Observers have noted, however, that Shanghvi has mitigated some of that risk in structuring the deal. The agreement refers specifically to the FDA strictures on the Toansa facility: “In connection with the transaction, Daiichi Sankyo has agreed to indemnify Sun Pharma and Ranbaxy for, among other things, certain costs and expenses that may arise from the subpoena.”

“I heard this morning of Ranbaxy and Sun coming together,” former Ranbaxy chairman Malvinder Singh told a TV channel. “I think it’s a very positive move. Daiichi has not been able to do justice to the opportunity and potential that was there in Ranbaxy. Over the past six years, Daiichi has failed to run Ranbaxy successfully.”

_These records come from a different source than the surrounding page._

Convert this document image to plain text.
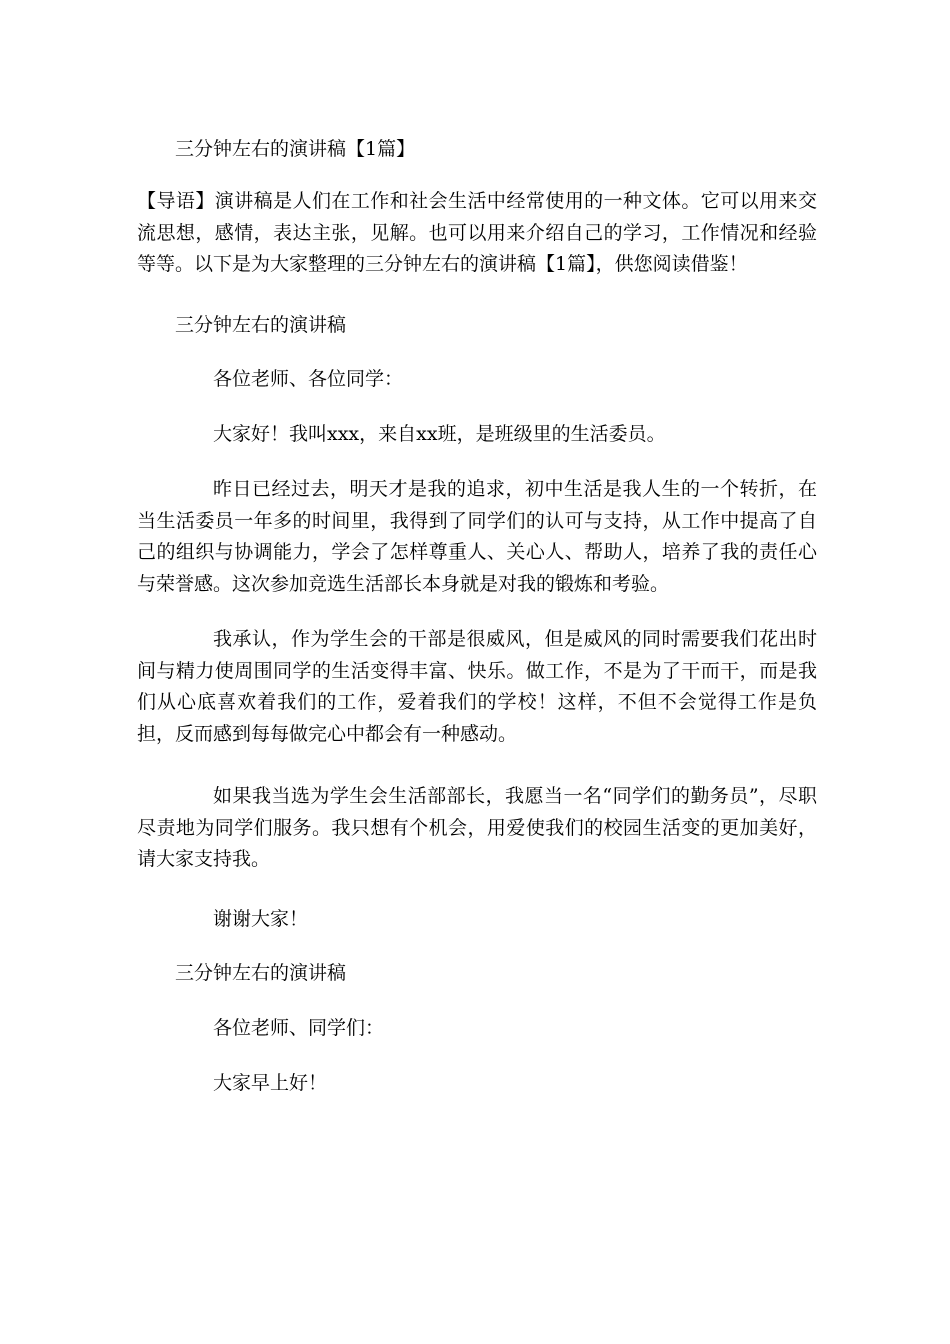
三分钟左右的演讲稿【1篇】

【导语】演讲稿是人们在工作和社会生活中经常使用的一种文体。它可以用来交流思想，感情，表达主张，见解。也可以用来介绍自己的学习，工作情况和经验等等。以下是为大家整理的三分钟左右的演讲稿【1篇】，供您阅读借鉴！

三分钟左右的演讲稿

各位老师、各位同学：

大家好！我叫xxx，来自xx班，是班级里的生活委员。

昨日已经过去，明天才是我的追求，初中生活是我人生的一个转折，在当生活委员一年多的时间里，我得到了同学们的认可与支持，从工作中提高了自己的组织与协调能力，学会了怎样尊重人、关心人、帮助人，培养了我的责任心与荣誉感。这次参加竞选生活部长本身就是对我的锻炼和考验。

我承认，作为学生会的干部是很威风，但是威风的同时需要我们花出时间与精力使周围同学的生活变得丰富、快乐。做工作，不是为了干而干，而是我们从心底喜欢着我们的工作，爱着我们的学校！这样，不但不会觉得工作是负担，反而感到每每做完心中都会有一种感动。

如果我当选为学生会生活部部长，我愿当一名“同学们的勤务员”，尽职尽责地为同学们服务。我只想有个机会，用爱使我们的校园生活变的更加美好，请大家支持我。

谢谢大家！

三分钟左右的演讲稿

各位老师、同学们：

大家早上好！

Daiichi’s surrender will give ammunition to those who feel that Japanese managers just can’t cope with the complexities in India. India’s top carmaker Maruti has been facing a succession of labor problems in recent times. “It is an open secret that Japanese managers just don’t understand the Indian situation,” says Ravi Venkatesan, former chairman of Microsoft India. With Shanghvi at the helm, the merged entity may go places. Daiichi has taken a hit today; the value of the Sun stock they will hold is valued at just about $2 billion. But the Japanese can hope that, with the evident synergies in the merger, their investment may break even in the future. What they have lost is management control; they are allowed to appoint only one director on the board of the merged entity.

“The merger is good news for India,” says Mukhopadhyay. “Pharmaceutical companies in this country are small by global standards. This creates a giant with potential.”